Life in LADA land

Living Philippians 1:6 with type 1.5 diabetes

My diabetes science experiment

on September 11, 2012

Today I added a new dimension to my exercise routine.  I started a strength training workout, that I plan to do twice a week, alternating with swimming the other three days that I exercise.  Now I’ve been reading an incredible book (Your Diabetes Science Experiment by Ginger Vieira) (which I HIGHLY recommend to any exercising diabetics out there) that sort of prepared me for the fact that adding this kind of exercise to my routine would probably disrupt my blood glucose levels for a while.  Understatement of the year!  As I sit here writing this, my BG is around 90, which is actually about the highest it has been for the last 8 hours or so, and so I feel a whole lot better than I have most of the rest of today.  Let’s go back to the beginning, with the hopes of helping others of you out there who might learn from my (and better, from Ginger Vieira’s) experience.  But let me preface what I am about to say with: I am not at all sorry I have added strength training to my workout routine, even though right now it is really a pain to deal with.  In the long run, I expect to benefit greatly from the added muscle, and it will be worth the extra work to get my BG to behave.

So, I woke up this morning quite low (BG was 59, which isn’t fun at 6:30 am).  Ate a good breakfast, dosed as I would for swimming, which involves spreading out my insulin dose over an hour and a half  to keep my BG from dropping too low during my swim.  That was my first mistake.  Anaerobic exercise, which is what strength training is, requires insulin for the muscles to use glucose for the energy they need to work.  As a result, my BG during my workout soared to over 200 and stuck there for about an hour or so, because there wasn’t enough insulin around to help metabolize all the glucose being released from the glycogen in my muscles.

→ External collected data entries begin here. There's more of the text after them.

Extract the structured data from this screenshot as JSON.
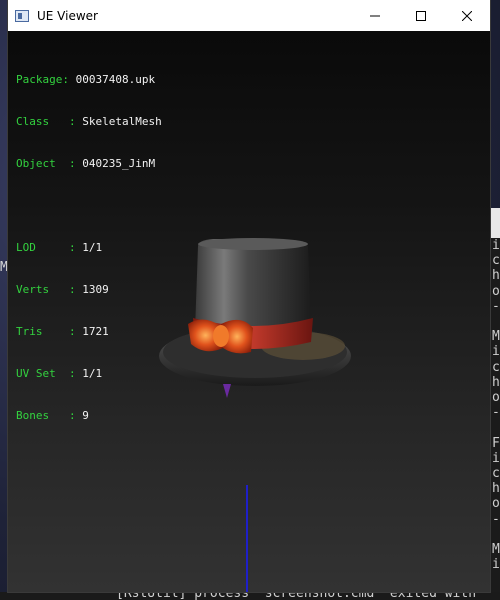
{
  "window": {
    "title": "UE Viewer",
    "controls": {
      "minimize": "minimize",
      "maximize": "maximize",
      "close": "close"
    }
  },
  "info_panel": {
    "package": {
      "label": "Package: ",
      "value": "00037408.upk"
    },
    "class": {
      "label": "Class   : ",
      "value": "SkeletalMesh"
    },
    "object": {
      "label": "Object  : ",
      "value": "040235_JinM"
    },
    "lod": {
      "label": "LOD     : ",
      "value": "1/1"
    },
    "verts": {
      "label": "Verts   : ",
      "value": "1309"
    },
    "tris": {
      "label": "Tris    : ",
      "value": "1721"
    },
    "uvset": {
      "label": "UV Set  : ",
      "value": "1/1"
    },
    "bones": {
      "label": "Bones   : ",
      "value": "9"
    }
  },
  "background": {
    "left_fragment": "M",
    "right_console_lines": [
      "i",
      "c",
      "h",
      "o",
      "-",
      "",
      "M",
      "i",
      "c",
      "h",
      "o",
      "-",
      "",
      "F",
      "i",
      "c",
      "h",
      "o",
      "-",
      "",
      "M",
      "i"
    ],
    "bottom_console_text": "[RstUtil] process \"screenshot.cmd\" exited with"
  },
  "colors": {
    "label_green": "#33d23f",
    "value_white": "#f2f2f2",
    "axis_blue": "#1f1fc8"
  }
}
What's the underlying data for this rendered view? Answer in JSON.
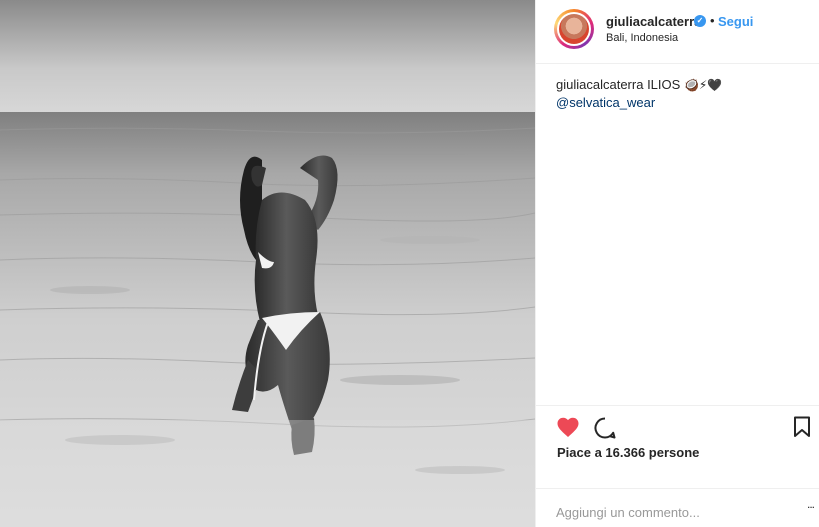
{
  "post": {
    "username": "giuliacalcaterra",
    "verified_mark": "✓",
    "separator": "•",
    "follow_label": "Segui",
    "location": "Bali, Indonesia",
    "caption_user": "giuliacalcaterra",
    "caption_text": "ILIOS",
    "caption_emojis": "🥥⚡🖤",
    "caption_mention": "@selvatica_wear",
    "likes_text": "Piace a 16.366 persone",
    "comment_placeholder": "Aggiungi un commento...",
    "more_label": "..."
  },
  "icons": {
    "like": "heart-icon",
    "comment": "speech-bubble-icon",
    "save": "bookmark-icon",
    "verified": "verified-badge-icon"
  },
  "colors": {
    "like_red": "#ed4956",
    "link_blue": "#3897f0",
    "mention_blue": "#003569",
    "text": "#262626",
    "divider": "#efefef"
  }
}
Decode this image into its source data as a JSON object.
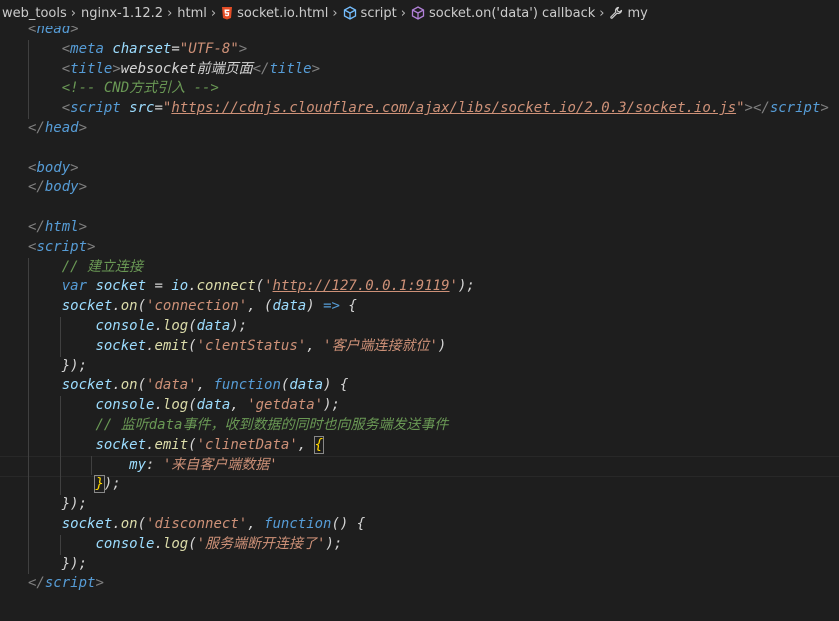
{
  "breadcrumb": {
    "items": [
      {
        "label": "web_tools",
        "icon": "none"
      },
      {
        "label": "nginx-1.12.2",
        "icon": "none"
      },
      {
        "label": "html",
        "icon": "none"
      },
      {
        "label": "socket.io.html",
        "icon": "html5-icon"
      },
      {
        "label": "script",
        "icon": "script-cube-icon"
      },
      {
        "label": "socket.on('data') callback",
        "icon": "method-cube-icon"
      },
      {
        "label": "my",
        "icon": "wrench-icon"
      }
    ],
    "separator": "›"
  },
  "colors": {
    "background": "#1e1e1e",
    "tag": "#569cd6",
    "attribute": "#9cdcfe",
    "string": "#ce9178",
    "comment": "#6a9955",
    "bracket_match": "#ffd700",
    "html5_icon": "#e44d26",
    "cube_icon": "#75beff",
    "method_icon": "#b180d7"
  },
  "code": {
    "lines": [
      [
        {
          "t": "<",
          "c": "punc"
        },
        {
          "t": "head",
          "c": "tag"
        },
        {
          "t": ">",
          "c": "punc"
        }
      ],
      [
        {
          "t": "    "
        },
        {
          "t": "<",
          "c": "punc"
        },
        {
          "t": "meta",
          "c": "tag"
        },
        {
          "t": " "
        },
        {
          "t": "charset",
          "c": "attr"
        },
        {
          "t": "="
        },
        {
          "t": "\"UTF-8\"",
          "c": "str"
        },
        {
          "t": ">",
          "c": "punc"
        }
      ],
      [
        {
          "t": "    "
        },
        {
          "t": "<",
          "c": "punc"
        },
        {
          "t": "title",
          "c": "tag"
        },
        {
          "t": ">",
          "c": "punc"
        },
        {
          "t": "websocket前端页面",
          "c": "txt"
        },
        {
          "t": "</",
          "c": "punc"
        },
        {
          "t": "title",
          "c": "tag"
        },
        {
          "t": ">",
          "c": "punc"
        }
      ],
      [
        {
          "t": "    "
        },
        {
          "t": "<!-- CND方式引入 -->",
          "c": "cmt"
        }
      ],
      [
        {
          "t": "    "
        },
        {
          "t": "<",
          "c": "punc"
        },
        {
          "t": "script",
          "c": "tag"
        },
        {
          "t": " "
        },
        {
          "t": "src",
          "c": "attr"
        },
        {
          "t": "="
        },
        {
          "t": "\"",
          "c": "str"
        },
        {
          "t": "https://cdnjs.cloudflare.com/ajax/libs/socket.io/2.0.3/socket.io.js",
          "c": "link"
        },
        {
          "t": "\"",
          "c": "str"
        },
        {
          "t": "></",
          "c": "punc"
        },
        {
          "t": "script",
          "c": "tag"
        },
        {
          "t": ">",
          "c": "punc"
        }
      ],
      [
        {
          "t": "</",
          "c": "punc"
        },
        {
          "t": "head",
          "c": "tag"
        },
        {
          "t": ">",
          "c": "punc"
        }
      ],
      [],
      [
        {
          "t": "<",
          "c": "punc"
        },
        {
          "t": "body",
          "c": "tag"
        },
        {
          "t": ">",
          "c": "punc"
        }
      ],
      [
        {
          "t": "</",
          "c": "punc"
        },
        {
          "t": "body",
          "c": "tag"
        },
        {
          "t": ">",
          "c": "punc"
        }
      ],
      [],
      [
        {
          "t": "</",
          "c": "punc"
        },
        {
          "t": "html",
          "c": "tag"
        },
        {
          "t": ">",
          "c": "punc"
        }
      ],
      [
        {
          "t": "<",
          "c": "punc"
        },
        {
          "t": "script",
          "c": "tag"
        },
        {
          "t": ">",
          "c": "punc"
        }
      ],
      [
        {
          "t": "    "
        },
        {
          "t": "// 建立连接",
          "c": "cmt"
        }
      ],
      [
        {
          "t": "    "
        },
        {
          "t": "var",
          "c": "kw"
        },
        {
          "t": " "
        },
        {
          "t": "socket",
          "c": "var"
        },
        {
          "t": " = "
        },
        {
          "t": "io",
          "c": "var"
        },
        {
          "t": "."
        },
        {
          "t": "connect",
          "c": "fn"
        },
        {
          "t": "("
        },
        {
          "t": "'",
          "c": "str"
        },
        {
          "t": "http://127.0.0.1:9119",
          "c": "link"
        },
        {
          "t": "'",
          "c": "str"
        },
        {
          "t": ");"
        }
      ],
      [
        {
          "t": "    "
        },
        {
          "t": "socket",
          "c": "var"
        },
        {
          "t": "."
        },
        {
          "t": "on",
          "c": "fn"
        },
        {
          "t": "("
        },
        {
          "t": "'connection'",
          "c": "str"
        },
        {
          "t": ", ("
        },
        {
          "t": "data",
          "c": "var"
        },
        {
          "t": ") "
        },
        {
          "t": "=>",
          "c": "kw"
        },
        {
          "t": " {"
        }
      ],
      [
        {
          "t": "        "
        },
        {
          "t": "console",
          "c": "var"
        },
        {
          "t": "."
        },
        {
          "t": "log",
          "c": "fn"
        },
        {
          "t": "("
        },
        {
          "t": "data",
          "c": "var"
        },
        {
          "t": ");"
        }
      ],
      [
        {
          "t": "        "
        },
        {
          "t": "socket",
          "c": "var"
        },
        {
          "t": "."
        },
        {
          "t": "emit",
          "c": "fn"
        },
        {
          "t": "("
        },
        {
          "t": "'clentStatus'",
          "c": "str"
        },
        {
          "t": ", "
        },
        {
          "t": "'客户端连接就位'",
          "c": "str"
        },
        {
          "t": ")"
        }
      ],
      [
        {
          "t": "    "
        },
        {
          "t": "});"
        }
      ],
      [
        {
          "t": "    "
        },
        {
          "t": "socket",
          "c": "var"
        },
        {
          "t": "."
        },
        {
          "t": "on",
          "c": "fn"
        },
        {
          "t": "("
        },
        {
          "t": "'data'",
          "c": "str"
        },
        {
          "t": ", "
        },
        {
          "t": "function",
          "c": "kw"
        },
        {
          "t": "("
        },
        {
          "t": "data",
          "c": "var"
        },
        {
          "t": ") {"
        }
      ],
      [
        {
          "t": "        "
        },
        {
          "t": "console",
          "c": "var"
        },
        {
          "t": "."
        },
        {
          "t": "log",
          "c": "fn"
        },
        {
          "t": "("
        },
        {
          "t": "data",
          "c": "var"
        },
        {
          "t": ", "
        },
        {
          "t": "'getdata'",
          "c": "str"
        },
        {
          "t": ");"
        }
      ],
      [
        {
          "t": "        "
        },
        {
          "t": "// 监听data事件，收到数据的同时也向服务端发送事件",
          "c": "cmt"
        }
      ],
      [
        {
          "t": "        "
        },
        {
          "t": "socket",
          "c": "var"
        },
        {
          "t": "."
        },
        {
          "t": "emit",
          "c": "fn"
        },
        {
          "t": "("
        },
        {
          "t": "'clinetData'",
          "c": "str"
        },
        {
          "t": ", "
        },
        {
          "t": "{",
          "c": "brk"
        }
      ],
      [
        {
          "t": "            "
        },
        {
          "t": "my",
          "c": "var"
        },
        {
          "t": ": "
        },
        {
          "t": "'来自客户端数据'",
          "c": "str"
        }
      ],
      [
        {
          "t": "        "
        },
        {
          "t": "}",
          "c": "brk"
        },
        {
          "t": ");"
        }
      ],
      [
        {
          "t": "    "
        },
        {
          "t": "});"
        }
      ],
      [
        {
          "t": "    "
        },
        {
          "t": "socket",
          "c": "var"
        },
        {
          "t": "."
        },
        {
          "t": "on",
          "c": "fn"
        },
        {
          "t": "("
        },
        {
          "t": "'disconnect'",
          "c": "str"
        },
        {
          "t": ", "
        },
        {
          "t": "function",
          "c": "kw"
        },
        {
          "t": "() {"
        }
      ],
      [
        {
          "t": "        "
        },
        {
          "t": "console",
          "c": "var"
        },
        {
          "t": "."
        },
        {
          "t": "log",
          "c": "fn"
        },
        {
          "t": "("
        },
        {
          "t": "'服务端断开连接了'",
          "c": "str"
        },
        {
          "t": ");"
        }
      ],
      [
        {
          "t": "    "
        },
        {
          "t": "});"
        }
      ],
      [
        {
          "t": "</",
          "c": "punc"
        },
        {
          "t": "script",
          "c": "tag"
        },
        {
          "t": ">",
          "c": "punc"
        }
      ]
    ],
    "current_line": 22
  }
}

So all that glucose just floated around in my bloodstream.  I ate lunch after it had come down, dosing with insulin as I normally do.  Second mistake.  I should have used less insulin per gram of carbohydrate, because my muscles needed a lot of glucose to replenish the stores of glycogen that I had used up during the workout.  (Trust me, you don’t really need to figure that out. It’s just fun to use all that physiology and metabolism I learned in college and grad school.) Once it came down, it came down with  a vengeance and has been stuck at between 60 and 80 most of the rest of the day.   That doesn’t feel particularly good after 6 hours of it – sluggish, headache, incredible sleepiness. So at dinner, I did the first correct thing of the day diabetes-wise and used less insulin per gram of carb, which seems to be working.   Apparently it is try that my muscles are more sensitive to the insulin after a workout, and the insulin works more efficiently to move glucose into them, thus I need less insulin.  Pretty cool.  (I know, I’m a diabetes nerd.)

And that is really the whole point of adding this strength training to my routine.  Increasing muscle mass and muscle activity increases your sensitivity to insulin, which for diabetics is way cool.  It’s probably way cool for non-diabetics too, but they just don’t know it.  My goal is to help my body use the insulin I pump into it to keep my BG more tightly controlled, and this should be one big thing that will help me do that.  So I will take the time over the next few weeks to figure out how all of this works and how to keep from having another day like today.  I’m already making plans for Thursday.  First I need to figure out what it is I should eat for breakfast before working out.  Back to Ginger Vieira’s book to plan my experiment…………and since my Dexcom is buzzing me to tell me my BG is now below 80, I still have some work to do tonight!


2 responses to “My diabetes science experiment

  1. Sarah Grogan says:

    Also, the more muscle you build, the faster your resting metabolism will get, which will affect your basal rate… but you knew that, right? 😉

    • Colleen says:

      Yep I did, but momentarily forgot about that wonderful part of this whole thing. Something to look forward to, changing all those basals…oh boy.